Studio album by Zapp
- Released: March 8, 1982^{[citation needed]}
- Genre: R&B; funk;
- Length: 40:52
- Label: Warner Bros.
- Producer: Roger Troutman, Zapp Troutman

Zapp chronology
| Zapp (1980) | Zapp II (1982) | Zapp III (1983) |

Singles from Zapp II
- "Doo Wa Ditty (Blow That Thing)" / "A Touch of Jazz (Playin' Kinda Ruff Part II)" Released: 1982; "Dance Floor" Released: 1982; "Playin' Kinda Ruff / Do You Really Want an Answer?" Released: July 14, 1982;

= Zapp II =

Zapp II is the second studio album by American funk band Zapp, released on 1982 via Warner Bros. Records.

==Release==
Zapp II peaked at No. 25 on the US Billboard 200 chart and at No. 2 on the US Billboard R&B chart. Three singles were released from the album, "Doo Wa Ditty (Blow That Thing)" / "A Touch of Jazz (Playin' Kinda Ruff Part II)", "Dance Floor" and "Playin' Kinda Ruff" / "Do You Really Want an Answer?". "Dance Floor" was the biggest R&B hit from the album, peaking at No. 1. The album was certified gold by the Recording Industry Association of America (RIAA) on September 21, 1982.

==Reception==

From contemporary reviews, Chip Stern of Rolling Stone, borrowed the styles of George Clinton, but that Zapp have "subsumed the "rap" to the dictates of the rhythm section – a twangy cubist mélange of rhyme, dance time and choruses of synthesized voices. No one's going to mistake this singing for that of the trendy syntho-pop bands" and declared it superior to their first album. Stern recommended the album "For those who find the Sixties section of their record collections more danceable than the superficial R&B; of today, Zapp is a smart, brash alternative." Ken Tucker of The Philadelphia Inquirer gave the album a five out of five star rating, noting that Roger Troutman has "managed to make his languid funk style sound devilshly sexy and urgent on [Zapp II]", declaring the album to be "the party record of the month". Robert Christgau gave a positive review writing in Christgau's Record Guide: The '80s (1990), "— unlike its predecessor it is a real dance LP--side one will function your ass off.

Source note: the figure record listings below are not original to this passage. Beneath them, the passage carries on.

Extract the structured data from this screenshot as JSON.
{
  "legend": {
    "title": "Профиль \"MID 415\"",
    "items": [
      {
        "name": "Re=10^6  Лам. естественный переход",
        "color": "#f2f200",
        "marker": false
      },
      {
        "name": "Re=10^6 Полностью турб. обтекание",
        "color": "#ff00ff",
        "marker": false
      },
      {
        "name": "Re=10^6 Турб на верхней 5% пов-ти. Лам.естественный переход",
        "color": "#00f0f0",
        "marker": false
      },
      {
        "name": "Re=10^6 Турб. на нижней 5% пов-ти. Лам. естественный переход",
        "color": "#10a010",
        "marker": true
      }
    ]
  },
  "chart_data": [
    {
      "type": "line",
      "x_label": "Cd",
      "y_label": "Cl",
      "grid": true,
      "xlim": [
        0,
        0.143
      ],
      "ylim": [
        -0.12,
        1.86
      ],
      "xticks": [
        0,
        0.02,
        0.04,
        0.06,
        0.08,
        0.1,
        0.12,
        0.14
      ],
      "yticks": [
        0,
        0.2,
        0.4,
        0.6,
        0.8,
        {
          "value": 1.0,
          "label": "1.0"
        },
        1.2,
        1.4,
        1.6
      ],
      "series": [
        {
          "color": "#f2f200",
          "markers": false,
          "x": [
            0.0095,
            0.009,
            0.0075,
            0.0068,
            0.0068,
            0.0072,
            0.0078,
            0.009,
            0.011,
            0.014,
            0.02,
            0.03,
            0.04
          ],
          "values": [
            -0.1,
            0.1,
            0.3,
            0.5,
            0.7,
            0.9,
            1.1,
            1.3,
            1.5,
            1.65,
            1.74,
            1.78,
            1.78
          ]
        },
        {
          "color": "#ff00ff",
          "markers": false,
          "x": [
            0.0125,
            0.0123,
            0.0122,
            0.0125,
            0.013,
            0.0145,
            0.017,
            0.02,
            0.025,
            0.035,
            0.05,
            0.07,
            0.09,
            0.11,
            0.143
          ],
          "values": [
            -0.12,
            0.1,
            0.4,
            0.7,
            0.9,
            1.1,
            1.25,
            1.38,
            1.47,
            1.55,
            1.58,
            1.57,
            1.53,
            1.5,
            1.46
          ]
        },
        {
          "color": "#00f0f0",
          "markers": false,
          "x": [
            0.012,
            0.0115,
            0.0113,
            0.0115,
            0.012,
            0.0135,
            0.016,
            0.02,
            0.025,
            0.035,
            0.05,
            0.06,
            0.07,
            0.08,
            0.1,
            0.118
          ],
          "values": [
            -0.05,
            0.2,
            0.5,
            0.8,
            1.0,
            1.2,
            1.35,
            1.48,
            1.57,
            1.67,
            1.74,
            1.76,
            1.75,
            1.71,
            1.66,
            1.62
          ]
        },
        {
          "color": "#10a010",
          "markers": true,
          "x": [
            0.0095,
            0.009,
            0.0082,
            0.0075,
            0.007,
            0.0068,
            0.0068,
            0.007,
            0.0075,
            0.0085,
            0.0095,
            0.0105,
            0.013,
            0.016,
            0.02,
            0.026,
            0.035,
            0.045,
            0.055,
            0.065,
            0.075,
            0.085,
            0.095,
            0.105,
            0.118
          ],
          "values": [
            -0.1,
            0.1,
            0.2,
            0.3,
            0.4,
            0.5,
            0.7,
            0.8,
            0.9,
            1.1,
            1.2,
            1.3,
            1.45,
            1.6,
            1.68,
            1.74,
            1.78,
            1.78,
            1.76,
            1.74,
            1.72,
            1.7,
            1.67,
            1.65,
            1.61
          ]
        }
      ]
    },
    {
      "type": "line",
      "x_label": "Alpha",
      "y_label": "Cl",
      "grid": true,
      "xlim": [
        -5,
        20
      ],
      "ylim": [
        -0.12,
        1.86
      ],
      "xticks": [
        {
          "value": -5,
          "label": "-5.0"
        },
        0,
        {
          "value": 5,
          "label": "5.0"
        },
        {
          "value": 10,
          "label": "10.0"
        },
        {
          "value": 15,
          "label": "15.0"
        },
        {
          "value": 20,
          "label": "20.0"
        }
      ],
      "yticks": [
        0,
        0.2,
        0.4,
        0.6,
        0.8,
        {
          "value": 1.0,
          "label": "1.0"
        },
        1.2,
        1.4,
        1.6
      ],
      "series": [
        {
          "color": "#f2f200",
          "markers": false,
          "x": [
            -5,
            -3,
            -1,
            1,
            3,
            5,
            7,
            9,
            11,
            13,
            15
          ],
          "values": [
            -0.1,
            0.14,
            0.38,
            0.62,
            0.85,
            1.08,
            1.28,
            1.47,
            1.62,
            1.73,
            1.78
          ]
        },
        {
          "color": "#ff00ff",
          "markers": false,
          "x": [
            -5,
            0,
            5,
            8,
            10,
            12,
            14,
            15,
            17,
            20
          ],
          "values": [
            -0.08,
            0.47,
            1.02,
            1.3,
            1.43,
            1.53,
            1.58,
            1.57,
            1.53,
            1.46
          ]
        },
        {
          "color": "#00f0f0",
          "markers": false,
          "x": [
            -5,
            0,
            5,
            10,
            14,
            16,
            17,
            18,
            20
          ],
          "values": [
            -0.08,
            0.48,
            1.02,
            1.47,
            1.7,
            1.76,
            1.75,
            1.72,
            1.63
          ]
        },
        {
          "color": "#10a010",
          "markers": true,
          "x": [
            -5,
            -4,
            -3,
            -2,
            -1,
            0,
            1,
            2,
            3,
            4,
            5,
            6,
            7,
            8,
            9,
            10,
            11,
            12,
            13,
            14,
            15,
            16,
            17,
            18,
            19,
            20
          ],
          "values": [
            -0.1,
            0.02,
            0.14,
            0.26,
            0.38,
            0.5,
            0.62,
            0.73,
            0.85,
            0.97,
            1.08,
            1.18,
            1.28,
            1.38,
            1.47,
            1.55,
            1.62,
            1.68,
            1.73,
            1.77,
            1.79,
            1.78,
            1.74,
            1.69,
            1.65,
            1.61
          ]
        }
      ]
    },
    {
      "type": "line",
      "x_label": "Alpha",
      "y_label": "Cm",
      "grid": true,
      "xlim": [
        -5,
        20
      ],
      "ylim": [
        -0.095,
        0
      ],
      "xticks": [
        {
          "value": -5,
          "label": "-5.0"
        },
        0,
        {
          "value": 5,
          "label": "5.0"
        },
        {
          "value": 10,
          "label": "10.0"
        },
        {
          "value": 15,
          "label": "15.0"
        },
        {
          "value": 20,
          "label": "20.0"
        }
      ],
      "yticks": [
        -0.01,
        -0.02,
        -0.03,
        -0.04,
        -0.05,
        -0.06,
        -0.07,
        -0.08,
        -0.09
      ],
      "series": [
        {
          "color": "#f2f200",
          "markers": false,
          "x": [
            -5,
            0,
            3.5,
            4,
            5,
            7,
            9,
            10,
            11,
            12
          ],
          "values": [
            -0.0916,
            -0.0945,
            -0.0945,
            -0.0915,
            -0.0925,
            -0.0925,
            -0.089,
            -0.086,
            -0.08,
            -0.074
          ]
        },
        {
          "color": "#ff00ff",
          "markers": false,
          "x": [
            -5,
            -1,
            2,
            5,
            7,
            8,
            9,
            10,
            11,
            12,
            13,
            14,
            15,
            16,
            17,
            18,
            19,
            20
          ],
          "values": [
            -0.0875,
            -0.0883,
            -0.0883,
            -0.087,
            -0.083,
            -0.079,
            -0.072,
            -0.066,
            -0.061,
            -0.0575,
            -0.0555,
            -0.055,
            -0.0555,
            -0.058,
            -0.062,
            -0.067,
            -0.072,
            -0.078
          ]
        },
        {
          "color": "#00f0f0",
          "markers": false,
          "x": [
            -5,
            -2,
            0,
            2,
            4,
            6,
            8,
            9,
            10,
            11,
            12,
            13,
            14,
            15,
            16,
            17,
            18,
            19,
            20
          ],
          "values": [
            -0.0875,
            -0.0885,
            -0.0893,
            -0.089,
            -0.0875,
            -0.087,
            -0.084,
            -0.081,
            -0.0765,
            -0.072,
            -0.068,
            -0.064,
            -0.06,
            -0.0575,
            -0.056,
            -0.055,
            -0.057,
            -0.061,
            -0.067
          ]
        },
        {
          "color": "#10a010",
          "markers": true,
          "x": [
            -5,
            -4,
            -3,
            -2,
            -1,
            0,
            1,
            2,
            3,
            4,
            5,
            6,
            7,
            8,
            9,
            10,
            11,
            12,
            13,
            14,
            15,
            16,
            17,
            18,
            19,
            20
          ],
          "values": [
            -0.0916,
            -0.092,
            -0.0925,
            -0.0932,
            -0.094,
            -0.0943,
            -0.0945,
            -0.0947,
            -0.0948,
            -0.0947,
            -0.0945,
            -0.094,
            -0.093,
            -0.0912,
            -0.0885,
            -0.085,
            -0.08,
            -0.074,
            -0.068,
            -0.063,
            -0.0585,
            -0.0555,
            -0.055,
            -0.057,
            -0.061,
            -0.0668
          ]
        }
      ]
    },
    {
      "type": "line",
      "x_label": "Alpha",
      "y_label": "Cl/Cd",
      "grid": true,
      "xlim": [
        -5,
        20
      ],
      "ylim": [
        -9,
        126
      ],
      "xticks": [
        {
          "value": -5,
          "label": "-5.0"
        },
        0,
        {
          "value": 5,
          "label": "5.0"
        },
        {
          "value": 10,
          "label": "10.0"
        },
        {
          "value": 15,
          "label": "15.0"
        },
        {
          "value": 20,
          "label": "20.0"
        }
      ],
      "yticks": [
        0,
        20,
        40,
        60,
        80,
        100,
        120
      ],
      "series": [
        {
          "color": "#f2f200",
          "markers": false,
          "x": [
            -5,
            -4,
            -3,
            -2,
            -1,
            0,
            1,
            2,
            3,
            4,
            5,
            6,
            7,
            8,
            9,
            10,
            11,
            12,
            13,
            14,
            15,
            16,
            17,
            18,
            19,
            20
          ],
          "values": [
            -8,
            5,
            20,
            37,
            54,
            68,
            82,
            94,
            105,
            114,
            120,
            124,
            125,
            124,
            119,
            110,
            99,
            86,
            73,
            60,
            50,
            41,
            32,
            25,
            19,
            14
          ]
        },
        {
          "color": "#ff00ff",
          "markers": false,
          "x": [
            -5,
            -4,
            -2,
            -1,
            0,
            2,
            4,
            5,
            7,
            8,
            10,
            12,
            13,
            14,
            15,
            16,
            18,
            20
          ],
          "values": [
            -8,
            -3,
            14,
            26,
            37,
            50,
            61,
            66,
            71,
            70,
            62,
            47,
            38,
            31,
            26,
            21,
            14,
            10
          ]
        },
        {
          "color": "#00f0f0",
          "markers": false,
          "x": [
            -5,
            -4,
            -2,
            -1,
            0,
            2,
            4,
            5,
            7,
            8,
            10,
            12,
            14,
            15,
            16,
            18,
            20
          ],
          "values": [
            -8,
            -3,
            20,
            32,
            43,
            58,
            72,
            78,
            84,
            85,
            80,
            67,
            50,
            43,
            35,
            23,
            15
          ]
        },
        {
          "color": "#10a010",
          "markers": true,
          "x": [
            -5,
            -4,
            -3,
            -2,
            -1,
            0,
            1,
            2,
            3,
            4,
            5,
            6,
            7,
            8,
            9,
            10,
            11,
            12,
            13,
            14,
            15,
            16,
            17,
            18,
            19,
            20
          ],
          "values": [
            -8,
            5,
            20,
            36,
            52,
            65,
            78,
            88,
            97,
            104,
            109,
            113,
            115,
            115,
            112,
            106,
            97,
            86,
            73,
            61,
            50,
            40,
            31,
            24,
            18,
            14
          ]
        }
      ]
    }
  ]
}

And you'll want to play "Playin' Kinda Ruff" again." He did however feel the album lacked some way in content saying, "This idly functional, playfully mechanical six-cut dance LP tested my tolerance for innocent mindlessness, especially after I realized that my favorite tune appears on both sides."

Professional ratings
Review scores
| Source | Rating |
| AllMusic | Star |
| Christgau's Record Guide | B+ |
| The Philadelphia Inquirer | Star |
| Rolling Stone | Star |

==Track listing==

"Doo Wa Ditty" appears in its edited 7" form on CD reissues and streaming services.

| No. | Title | Length |
|---|---|---|
| 1. | "Dance Floor" | 11:09 |
| 2. | "Playin' Kinda Ruff" | 6:48 |
| 3. | "Doo Wa Ditty (Blow That Thing)" | 4:58 |
| 4. | "Do You Really Want an Answer?" | 6:36 |
| 5. | "Come On" | 5:11 |
| 6. | "A Touch of Jazz (Playin' Kinda Ruff Part II)" | 6:10 |
| Total length: |  | 40:52 |

==Charts==

| Chart (1982) | Peak position |
|---|---|
| US Billboard 200 | 25 |
| US R&B Albums (Billboard) | 2 |

==Certifications==

| Region | Certification | Certified units/sales |
| United States (RIAA) | Gold | 500,000^{^} |
^{^} Shipments figures based on certification alone.